Daniel Garber

BIOGRAPHY

garber.harmonville

Daniel Garber (American 1880-1958)

Daniel Garber was born in 1880 to a Mennonite farm family near North Manchester, Indiana.  In 1897 he left to study art with Vincent Nowottny at the Art Academy of Cincinnati*, Ohio. He went on to study with High Breckenridge at the Darby School* in Fort Washington, Pennsylvania, in the summers of 1899 and 1900.  Between 1899 and 1905, Garber enrolled at the Pennsylvania Academy of Fine Arts* in Philadelphia, Pennsylvania, where he studied with William Merritt Chase, Julian Alden Weir and Cecilia Beaux.

He was awarded a Cresson Traveling Fellowship* to England, France, and Italy between 1905-1907.  In 1909 he returned to the Pennsylvanian Academy of Fine Arts* as a member of the faculty.  He taught painting and drawing there for the next 41 years, and was notorious for his high expectations of his students.

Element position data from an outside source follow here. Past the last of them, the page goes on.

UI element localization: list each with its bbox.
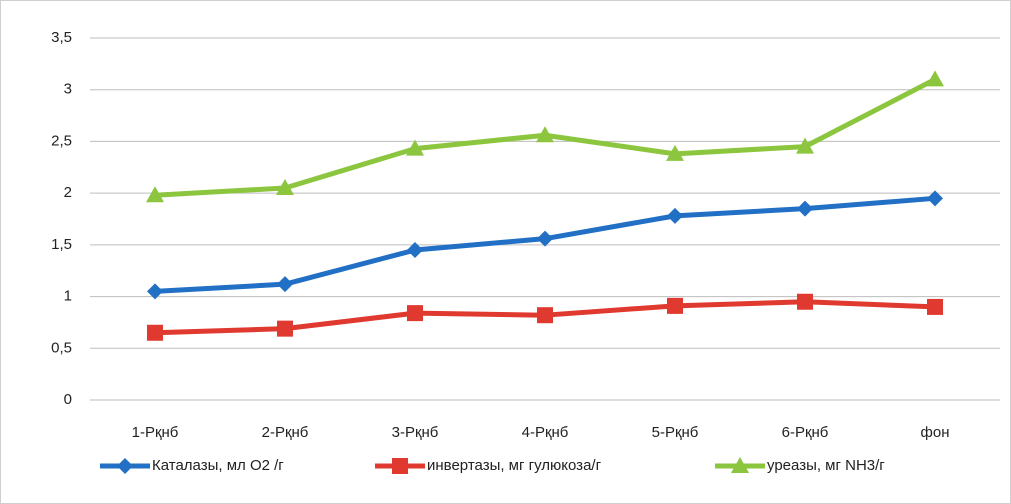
marker <box>536 126 554 143</box>
marker <box>667 207 683 224</box>
x-tick-label: 3-Рқнб <box>392 424 439 441</box>
marker <box>276 178 294 195</box>
marker <box>666 144 684 161</box>
marker <box>277 276 293 293</box>
marker <box>147 283 163 300</box>
y-tick-label: 3 <box>64 81 72 98</box>
y-tick-label: 0 <box>64 391 72 408</box>
x-tick-label: 5-Рқнб <box>652 424 699 441</box>
x-tick-label: 1-Рқнб <box>132 424 179 441</box>
x-tick-label: фон <box>921 424 950 441</box>
marker <box>926 70 944 87</box>
legend-label: Каталазы, мл О2 /г <box>152 457 284 474</box>
y-tick-label: 2 <box>64 184 72 201</box>
marker <box>407 242 423 259</box>
marker <box>277 320 293 337</box>
marker <box>406 139 424 156</box>
legend-label: уреазы, мг NH3/г <box>767 457 885 474</box>
marker <box>927 190 943 207</box>
legend-marker <box>117 458 133 474</box>
y-tick-label: 1 <box>64 288 72 305</box>
x-tick-label: 4-Рқнб <box>522 424 569 441</box>
marker <box>147 324 163 341</box>
marker <box>927 298 943 315</box>
marker <box>537 230 553 247</box>
marker <box>797 200 813 217</box>
marker <box>796 137 814 154</box>
legend-marker <box>392 458 408 474</box>
legend-label: инвертазы, мг гулюкоза/г <box>427 457 602 474</box>
y-tick-label: 1,5 <box>51 236 72 253</box>
y-tick-label: 3,5 <box>51 29 72 46</box>
x-tick-label: 6-Рқнб <box>782 424 829 441</box>
x-tick-label: 2-Рқнб <box>262 424 309 441</box>
marker <box>537 307 553 324</box>
marker <box>667 297 683 314</box>
y-tick-label: 0,5 <box>51 339 72 356</box>
marker <box>407 305 423 322</box>
marker <box>146 186 164 203</box>
marker <box>797 293 813 310</box>
legend-marker <box>731 457 749 473</box>
y-tick-label: 2,5 <box>51 132 72 149</box>
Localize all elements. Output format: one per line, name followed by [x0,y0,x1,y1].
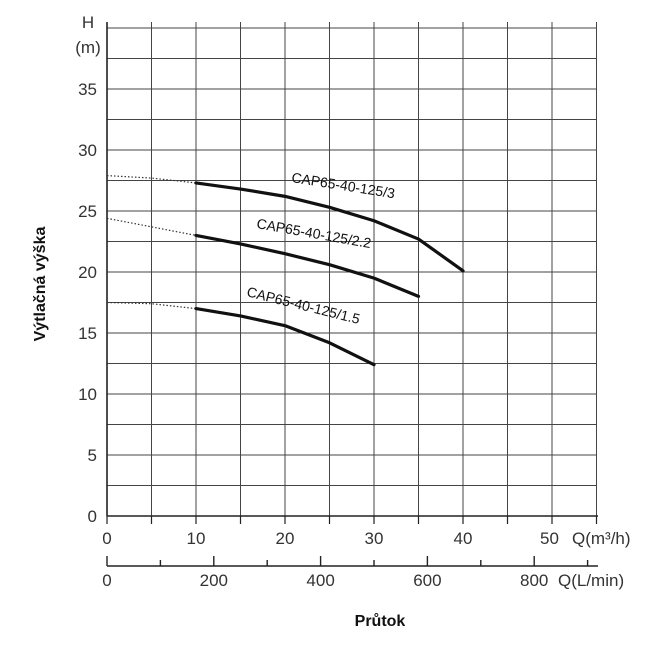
x-tick-label-m3h: 0 [102,529,111,548]
series-line [194,307,376,367]
x-tick-label-m3h: 40 [454,529,473,548]
y-tick-label: 0 [88,507,97,526]
x-tick-label-lmin: 600 [413,571,441,590]
y-tick-label: 30 [78,141,97,160]
x-tick-label-lmin: 400 [306,571,334,590]
x-unit-lmin: Q(L/min) [558,571,624,590]
x-tick-label-lmin: 200 [200,571,228,590]
x-tick-label-m3h: 50 [540,529,559,548]
x-tick-labels-lmin: 0 200 400 600 800 [102,556,589,590]
series-line [194,233,421,298]
y-tick-label: 10 [78,385,97,404]
grid [107,22,597,516]
x-axis-title: Průtok [355,613,406,630]
axes [106,22,598,567]
x-tick-label-m3h: 20 [276,529,295,548]
x-tick-label-lmin: 0 [102,571,111,590]
y-tick-labels: 0 5 10 15 20 25 30 35 [78,80,97,526]
series-extrapolation-line [106,301,197,310]
series-line [194,181,465,273]
series-extrapolation-line [106,175,197,184]
series-label: CAP65-40-125/2.2 [255,215,372,251]
y-tick-label: 15 [78,324,97,343]
y-unit-top: H [82,13,94,32]
x-unit-m3h: Q(m³/h) [572,529,631,548]
x-tick-labels-m3h: 0 10 20 30 40 50 [102,516,598,548]
y-tick-label: 35 [78,80,97,99]
y-tick-label: 5 [88,446,97,465]
y-unit-bottom: (m) [75,38,100,57]
y-tick-label: 25 [78,202,97,221]
series-label: CAP65-40-125/3 [291,169,397,201]
y-tick-label: 20 [78,263,97,282]
y-axis-title: Výtlačná výška [32,227,49,342]
series-extrapolation-line [106,217,197,236]
x-tick-label-m3h: 30 [365,529,384,548]
x-tick-label-lmin: 800 [520,571,548,590]
x-tick-label-m3h: 10 [187,529,206,548]
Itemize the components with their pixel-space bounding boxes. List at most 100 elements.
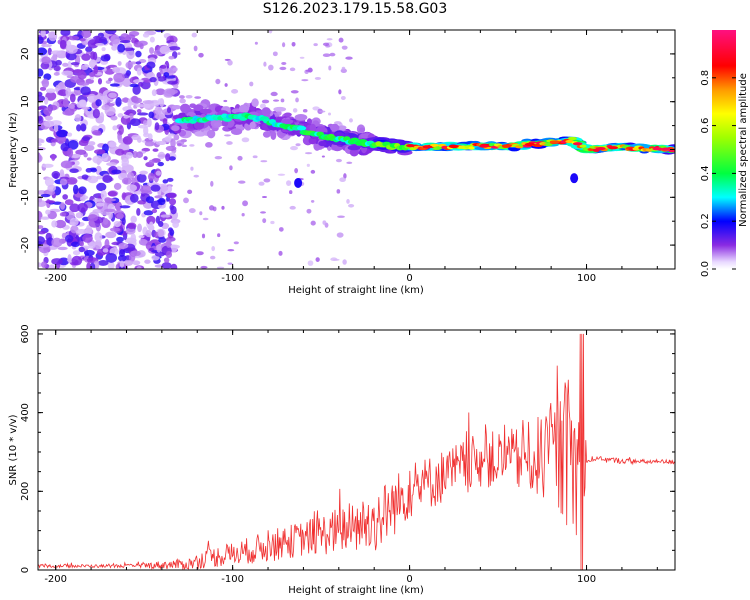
spectrogram-ylabel: Frequency (Hz) (8, 112, 19, 188)
spectrogram-ridge-blob (567, 136, 577, 141)
spectrogram-noise-blob (279, 66, 287, 71)
spectrogram-noise-blob (337, 215, 345, 218)
spectrogram-noise-blob (166, 192, 177, 199)
spectrogram-noise-blob (136, 266, 142, 269)
spectrogram-noise-blob (160, 64, 167, 69)
spectrogram-noise-blob (169, 204, 175, 211)
spectrogram-noise-blob (327, 112, 332, 116)
spectrogram-noise-blob (132, 260, 141, 266)
spectrogram-noise-blob (336, 189, 341, 194)
spectrogram-signal-blob (347, 145, 361, 151)
spectrogram-ytick-label: 10 (20, 95, 31, 108)
spectrogram-noise-blob (229, 165, 233, 171)
chart-title: S126.2023.179.15.58.G03 (262, 1, 448, 17)
spectrogram-noise-blob (130, 233, 137, 242)
spectrogram-noise-blob (340, 95, 346, 101)
spectrogram-noise-blob (163, 257, 170, 263)
spectrogram-peak-blob (448, 144, 459, 149)
spectrogram-noise-blob (109, 227, 121, 232)
spectrogram-noise-blob (336, 232, 344, 238)
spectrogram-noise-blob (72, 250, 81, 256)
spectrogram-noise-blob (280, 98, 285, 103)
spectrogram-noise-blob (75, 212, 84, 219)
spectrogram-noise-blob (193, 174, 200, 178)
spectrogram-signal-blob (193, 104, 204, 112)
spectrogram-noise-blob (137, 81, 144, 87)
spectrogram-noise-blob (43, 107, 52, 116)
spectrogram-noise-blob (39, 86, 47, 91)
spectrogram-noise-blob (102, 175, 113, 183)
spectrogram-noise-blob (85, 168, 93, 173)
spectrogram-signal-blob (330, 123, 340, 132)
spectrogram-noise-blob (38, 262, 42, 268)
spectrogram-signal-blob (171, 105, 182, 110)
spectrogram-noise-blob (122, 135, 133, 145)
spectrogram-noise-blob (51, 258, 63, 265)
spectrogram-xtick-label: -100 (221, 273, 244, 284)
spectrogram-peak-blob (595, 146, 606, 151)
spectrogram-noise-blob (38, 36, 44, 45)
spectrogram-noise-blob (75, 149, 87, 155)
spectrogram-noise-blob (95, 99, 102, 107)
spectrogram-noise-blob (144, 259, 151, 264)
spectrogram-noise-blob (254, 41, 258, 45)
spectrogram-noise-blob (346, 199, 350, 204)
snr-xtick-label: 100 (577, 574, 596, 585)
snr-xtick-label: 0 (406, 574, 412, 585)
spectrogram-noise-blob (45, 209, 51, 215)
spectrogram-ridge-blob (572, 142, 583, 146)
spectrogram-noise-blob (102, 217, 109, 225)
spectrogram-noise-blob (145, 196, 155, 204)
spectrogram-noise-blob (156, 244, 162, 253)
spectrogram-noise-blob (215, 78, 221, 85)
spectrogram-noise-blob (157, 197, 166, 206)
spectrogram-noise-blob (62, 62, 69, 67)
spectrogram-noise-blob (224, 134, 231, 137)
spectrogram-noise-blob (83, 144, 95, 152)
spectrogram-noise-blob (124, 259, 134, 266)
spectrogram-noise-blob (167, 185, 173, 193)
spectrogram-noise-blob (79, 99, 87, 108)
spectrogram-noise-blob (43, 120, 55, 127)
spectrogram-noise-blob (44, 200, 56, 204)
spectrogram-noise-blob (76, 124, 82, 132)
spectrogram-noise-blob (167, 133, 176, 137)
spectrogram-noise-blob (78, 139, 89, 146)
spectrogram-noise-blob (195, 251, 204, 256)
spectrogram-noise-blob (40, 216, 50, 220)
spectrogram-noise-blob (38, 111, 42, 117)
spectrogram-noise-blob (55, 59, 62, 66)
spectrogram-noise-blob (214, 156, 223, 160)
spectrogram-noise-blob (165, 153, 171, 162)
spectrogram-noise-blob (155, 88, 166, 96)
spectrogram-noise-blob (277, 173, 286, 176)
spectrogram-signal-blob (306, 118, 312, 125)
colorbar-tick-label: 0.0 (700, 261, 711, 277)
snr-xtick-label: -100 (221, 574, 244, 585)
spectrogram-noise-blob (263, 61, 267, 67)
spectrogram-noise-blob (74, 114, 82, 122)
spectrogram-signal-blob (238, 104, 249, 113)
spectrogram-noise-blob (51, 237, 63, 248)
spectrogram-signal-blob (199, 108, 212, 114)
spectrogram-noise-blob (135, 50, 142, 58)
spectrogram-noise-blob (333, 258, 340, 261)
spectrogram-noise-blob (328, 65, 332, 71)
spectrogram-ytick-label: 20 (20, 48, 31, 61)
spectrogram-noise-blob (113, 220, 121, 228)
spectrogram-noise-blob (142, 103, 151, 109)
spectrogram-noise-blob (154, 195, 163, 199)
spectrogram-signal-blob (309, 123, 317, 133)
spectrogram-noise-blob (299, 56, 305, 59)
spectrogram-noise-blob (166, 88, 178, 95)
spectrogram-noise-blob (132, 97, 143, 104)
spectrogram-noise-blob (92, 130, 102, 136)
spectrogram-noise-blob (85, 224, 93, 235)
spectrogram-noise-blob (101, 152, 109, 162)
spectrogram-noise-blob (67, 147, 74, 158)
spectrogram-noise-blob (104, 238, 110, 249)
spectrogram-noise-blob (105, 252, 118, 263)
spectrogram-signal-blob (194, 130, 206, 137)
spectrogram-noise-blob (77, 202, 88, 213)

Garber illustrated books and magazines, including the collected works of Theodore Roosevelt.  He was also a printmaker and was awarded several solo exhibitions of his drawings, etchings and prints.  He began to receive national prominence for his paintings after winning the Hallgarten Prize* from the National Academy of Design in 1909. He was elected Academician of the National Academy in 1913.

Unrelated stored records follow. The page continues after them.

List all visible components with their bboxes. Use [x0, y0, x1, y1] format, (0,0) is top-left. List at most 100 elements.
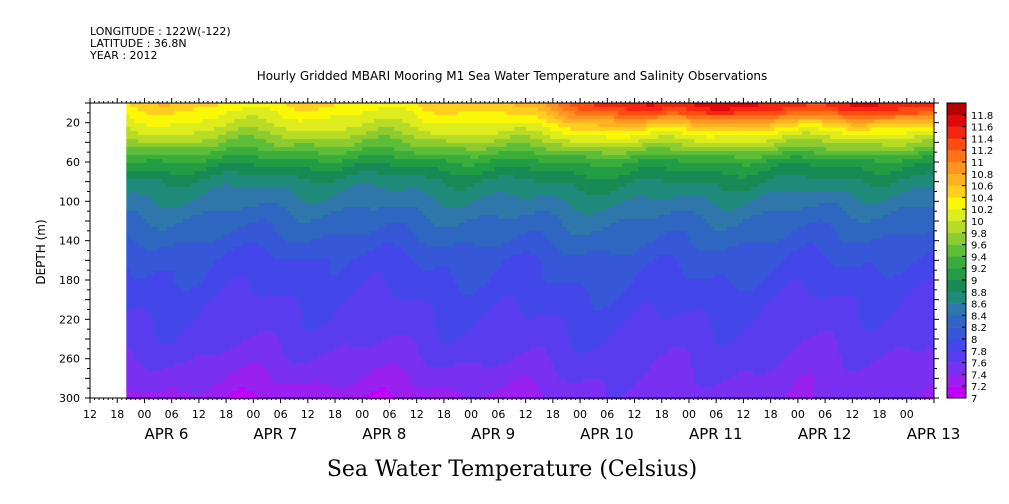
- heatmap-cell: [278, 175, 283, 180]
- heatmap-cell: [158, 167, 163, 172]
- heatmap-cell: [350, 127, 355, 132]
- heatmap-cell: [190, 395, 195, 400]
- heatmap-cell: [142, 291, 147, 296]
- heatmap-cell: [258, 379, 263, 384]
- heatmap-cell: [174, 135, 179, 140]
- heatmap-cell: [286, 375, 291, 380]
- heatmap-cell: [130, 375, 135, 380]
- heatmap-cell: [294, 391, 299, 396]
- heatmap-cell: [358, 395, 363, 400]
- heatmap-cell: [170, 347, 175, 352]
- heatmap-cell: [162, 127, 167, 132]
- heatmap-cell: [158, 243, 163, 248]
- heatmap-cell: [234, 367, 239, 372]
- heatmap-cell: [158, 375, 163, 380]
- heatmap-cell: [334, 299, 339, 304]
- heatmap-cell: [266, 167, 271, 172]
- heatmap-cell: [150, 107, 155, 112]
- heatmap-cell: [154, 299, 159, 304]
- heatmap-cell: [138, 127, 143, 132]
- heatmap-cell: [174, 155, 179, 160]
- heatmap-cell: [382, 395, 387, 400]
- heatmap-cell: [250, 203, 255, 208]
- heatmap-cell: [126, 363, 131, 368]
- heatmap-cell: [342, 391, 347, 396]
- heatmap-cell: [346, 235, 351, 240]
- heatmap-cell: [262, 115, 267, 120]
- heatmap-cell: [322, 191, 327, 196]
- heatmap-cell: [270, 207, 275, 212]
- heatmap-cell: [266, 119, 271, 124]
- heatmap-cell: [274, 147, 279, 152]
- heatmap-cell: [242, 119, 247, 124]
- heatmap-cell: [366, 323, 371, 328]
- heatmap-cell: [190, 323, 195, 328]
- heatmap-cell: [254, 219, 259, 224]
- heatmap-cell: [290, 331, 295, 336]
- heatmap-cell: [222, 375, 227, 380]
- heatmap-cell: [246, 383, 251, 388]
- heatmap-cell: [250, 131, 255, 136]
- heatmap-cell: [282, 151, 287, 156]
- heatmap-cell: [262, 263, 267, 268]
- heatmap-cell: [126, 203, 131, 208]
- heatmap-cell: [154, 175, 159, 180]
- heatmap-cell: [126, 319, 131, 324]
- heatmap-cell: [374, 363, 379, 368]
- heatmap-cell: [162, 139, 167, 144]
- heatmap-cell: [154, 203, 159, 208]
- heatmap-cell: [258, 255, 263, 260]
- heatmap-cell: [162, 135, 167, 140]
- heatmap-cell: [378, 171, 383, 176]
- heatmap-cell: [366, 363, 371, 368]
- heatmap-cell: [202, 247, 207, 252]
- heatmap-cell: [210, 119, 215, 124]
- heatmap-cell: [370, 147, 375, 152]
- heatmap-cell: [214, 267, 219, 272]
- heatmap-cell: [246, 123, 251, 128]
- heatmap-cell: [186, 363, 191, 368]
- heatmap-cell: [338, 395, 343, 400]
- heatmap-cell: [190, 151, 195, 156]
- heatmap-cell: [362, 243, 367, 248]
- heatmap-cell: [290, 179, 295, 184]
- heatmap-cell: [326, 127, 331, 132]
- heatmap-cell: [186, 299, 191, 304]
- heatmap-cell: [374, 323, 379, 328]
- heatmap-cell: [238, 111, 243, 116]
- heatmap-cell: [134, 135, 139, 140]
- heatmap-cell: [170, 131, 175, 136]
- heatmap-cell: [322, 367, 327, 372]
- heatmap-cell: [326, 279, 331, 284]
- heatmap-cell: [130, 223, 135, 228]
- heatmap-cell: [394, 183, 399, 188]
- heatmap-cell: [314, 283, 319, 288]
- heatmap-cell: [254, 235, 259, 240]
- heatmap-cell: [266, 139, 271, 144]
- heatmap-cell: [242, 295, 247, 300]
- heatmap-cell: [238, 155, 243, 160]
- heatmap-cell: [210, 127, 215, 132]
- heatmap-cell: [382, 123, 387, 128]
- heatmap-cell: [214, 111, 219, 116]
- heatmap-cell: [318, 279, 323, 284]
- heatmap-cell: [222, 323, 227, 328]
- heatmap-cell: [166, 235, 171, 240]
- heatmap-cell: [218, 391, 223, 396]
- heatmap-cell: [190, 379, 195, 384]
- heatmap-cell: [146, 183, 151, 188]
- heatmap-cell: [210, 179, 215, 184]
- heatmap-cell: [346, 139, 351, 144]
- heatmap-cell: [342, 347, 347, 352]
- heatmap-cell: [390, 115, 395, 120]
- heatmap-cell: [350, 239, 355, 244]
- heatmap-cell: [314, 231, 319, 236]
- heatmap-cell: [154, 211, 159, 216]
- heatmap-cell: [270, 131, 275, 136]
- heatmap-cell: [230, 143, 235, 148]
- heatmap-cell: [142, 155, 147, 160]
- heatmap-cell: [362, 151, 367, 156]
- heatmap-cell: [322, 207, 327, 212]
- heatmap-cell: [238, 195, 243, 200]
- heatmap-cell: [310, 195, 315, 200]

Known as one of the most original of the Pennsylvania Impressionists*, Garber depicted the quarries, woods and Delaware River valley of Bucks County, Pennsylvania, and the Lambertville and Lumberville areas of New Jersey.  He painted large plein-aire* landscapes conceived in two quite different but overlapping modes that appear to have evolved simultaneously.  The first is depicted realistically, showing evidence of human occupation on the land. Concern for the subtle nuances of shape and detail emanate from the painting with an almost radiant glow. 

It is with his other mode however, that he formed his signature style: highly decorative, with trees constructed in a stitch-like pattern and woven throughout the composition.  In these paintings the artist often departs from the traditional, panoramic format of the landscape painting, employing square, or nearly square, painting dimensions. 

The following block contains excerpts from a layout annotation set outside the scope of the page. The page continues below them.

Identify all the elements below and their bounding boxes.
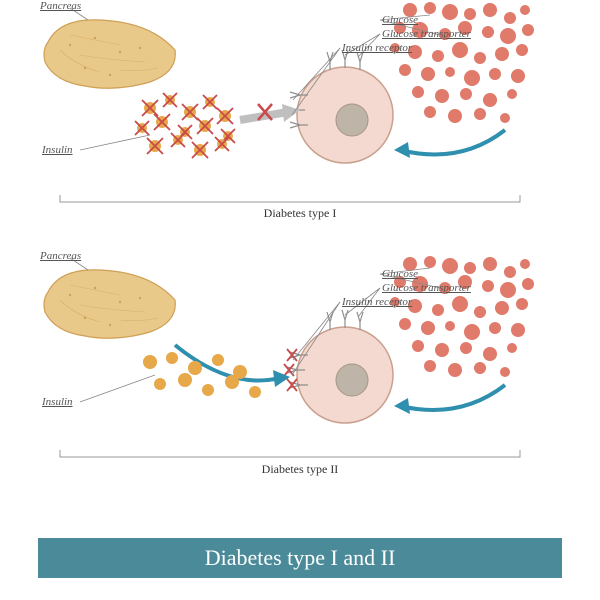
label-glucose-transporter: Glucose transporter xyxy=(382,28,471,40)
receptors-left-crossed xyxy=(284,349,308,391)
title-text: Diabetes type I and II xyxy=(205,545,396,571)
label-glucose: Glucose xyxy=(382,14,418,26)
bracket xyxy=(60,195,520,202)
label-glucose-transporter-2: Glucose transporter xyxy=(382,282,471,294)
cell-shape xyxy=(297,327,393,423)
caption-type2: Diabetes type II xyxy=(0,462,600,477)
glucose-arrow xyxy=(394,130,505,158)
label-glucose-2: Glucose xyxy=(382,268,418,280)
title-bar: Diabetes type I and II xyxy=(38,538,562,578)
label-pancreas: Pancreas xyxy=(40,0,81,12)
pancreas-shape xyxy=(44,20,175,88)
label-pancreas-2: Pancreas xyxy=(40,250,81,262)
cell-shape xyxy=(297,67,393,163)
glucose-arrow xyxy=(394,385,505,414)
bracket xyxy=(60,450,520,457)
blocked-arrow xyxy=(240,104,300,122)
label-insulin-receptor-2: Insulin receptor xyxy=(342,296,412,308)
label-insulin-receptor: Insulin receptor xyxy=(342,42,412,54)
insulin-cluster-crossed xyxy=(135,93,235,158)
insulin-cluster xyxy=(143,352,261,398)
label-insulin-2: Insulin xyxy=(42,396,73,408)
label-insulin: Insulin xyxy=(42,144,73,156)
pancreas-shape xyxy=(44,270,175,338)
caption-type1: Diabetes type I xyxy=(0,206,600,221)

Art historian William Gerdts believes that Garber's two modes exemplify the primary directions that American Post-Impressionist* painting took in the second decade of the 20th century, making the artist's position quite significant in the development of Modernism. 

Garber was granted 29 major prizes and medals for his painting during his lifetime. He was a member of the American Institute of Arts and Letters* and was elected to both the Salmagundi Club* and the National Arts Club*.

He died in 1958 at his home, "Cuttalossa," along the banks of the Delaware River in Lumberville, New Jersey.